С неуловимой внезапностью в мою душу вернулись движение и звук — возбужденное движение бьющегося сердца, и звук его биения в моих ушах. Потом повисла пауза, когда ничего не происходило. Потом — опять звук, и движение, и осязание — ощущение покалывания, распространившееся по всему телу. Потом простое сознание существования, без мыслей — состояние, которое длилось долго. Потом, снова внезапно, мысль, и леденящий страх, и стремление по-настоящему понять, что со мной происходит. Потом — сильное желание лишиться чувств. Потом возвращение к жизни одним рывком, и удавшаяся попытка пошевелиться. И тут же — полнейшее воспоминание о пережитом процессе, о судьях, о траурных занавесях, о приговоре, о смертельной дурноте — и забытьи. Потом — полное забвение всего, что за этим следовало; всего того, что в позднейшие дни, путем немалых усилий, мне удалось восстановить лишь смутно.
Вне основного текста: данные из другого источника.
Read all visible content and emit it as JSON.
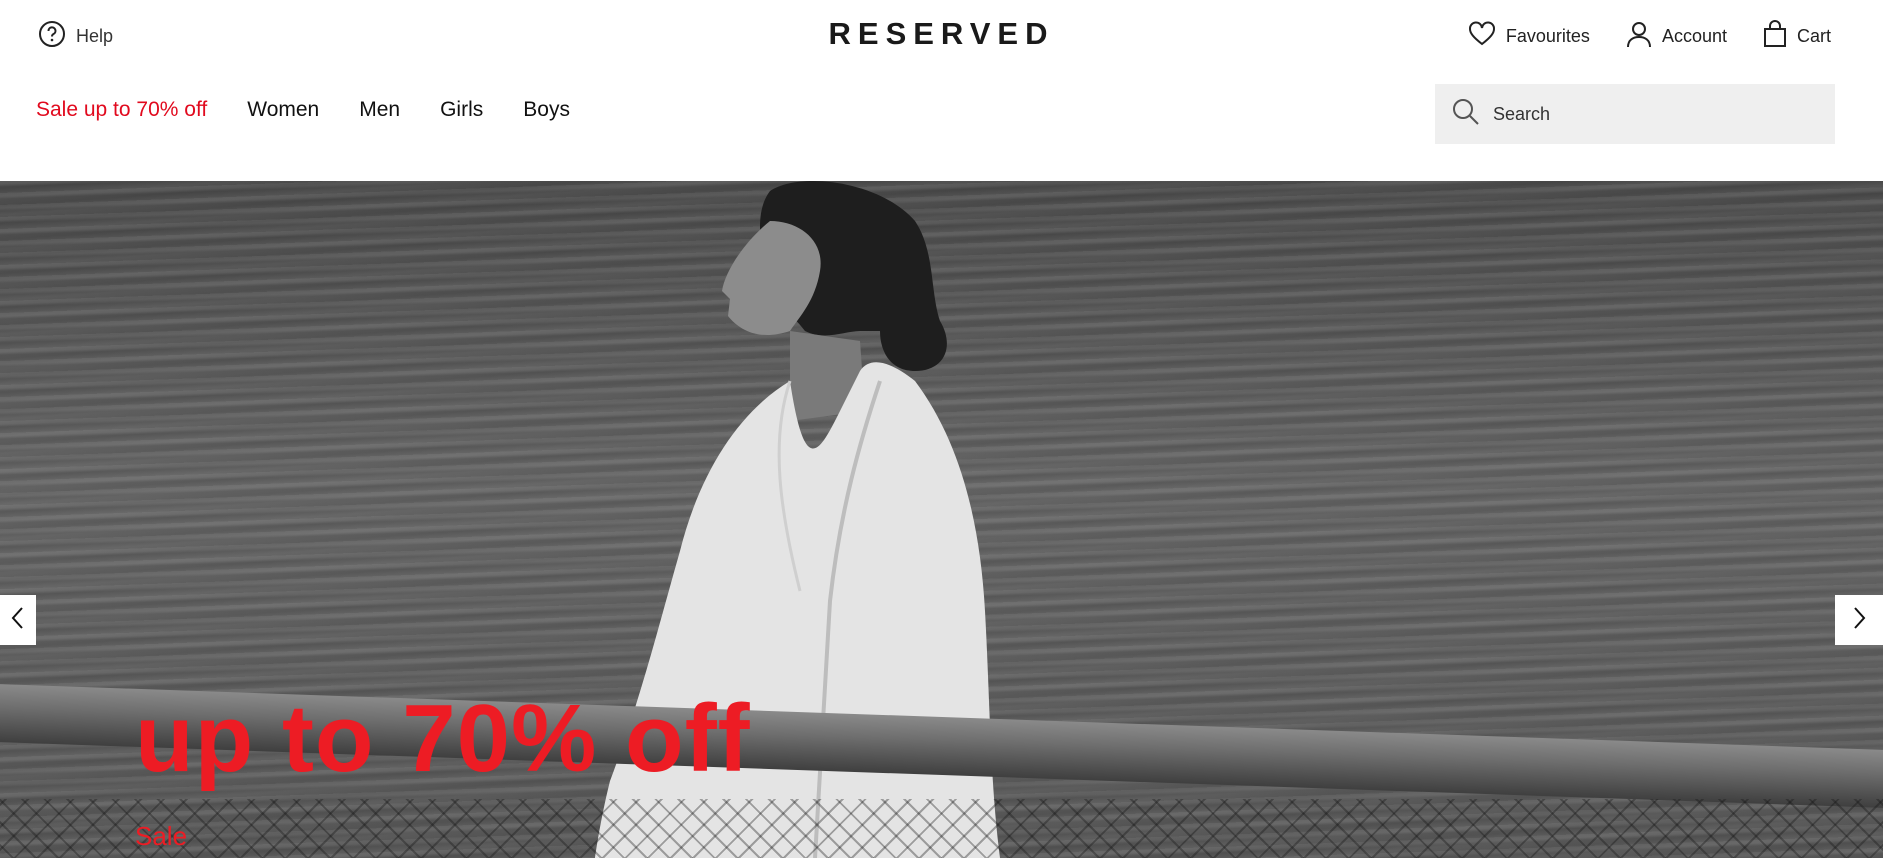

Я долго не открывал глаз. Я чувствовал, что лежу на спине, и не связан. Протянув руку, я тяжело уронил ее на что-то сырое и твердое. На этом этапе я мучительно оставался долгие минуты, в течение которых пытался представить себе где я, и что со мной. Я тянул время, не осмеливаясь воспользоваться зрением. Меня пугала мысль о первом взгляде на то, что могло меня окружать. Это значило не то, что я боялся увидеть нечто ужасное, во мне рос страх, как бы ни увидеть совсем ничего. Наконец, с рвущим сердце отчаянием, я быстро открыл глаза. И мои худшие опасения облеклись в плоть. Меня окружала чернота вечной ночи. Я начал бороться за каждый вздох. Густота мрака, казалось, сдавила и душила меня. Воздух был невыносимо плотен. Я все еще лежал смирно, и сделал попытку заставить действовать свой рассудок. Призвав мысленно все, что мне известно об инквизиционном процессе, чтобы из этой исходной точки попробовать вывести логическим путем мое настоящее положение. Приговор был вынесен, и, как мне представлялось, времени с тех пор прошло очень даже немало. Ни на миг мне не пришло в голову, что я могу быть уже мертв. Подобное соображение, вопреки тому, что мы читаем в беллетристике, совершенно несопоставимо с реальной жизнью; — но где же я, и для чего? Обреченные смерти, я знал, встречали ее как правило на auto-da-fйs, одно из которых было назначено на тот же вечер — в день учиненного надо мной суда. Был ли я возвращен в свое подземелье ждать следующего жертвоприношения, до которого не дойдет еще много месяцев? В это я поверить не мог. Жертвы приносились на алтарь немедленно. Кроме того, моя прежняя темница, как и все подобные ей камеры смертников в Толедо, имела булыжный пол, и свет в ней полностью не отсутствовал.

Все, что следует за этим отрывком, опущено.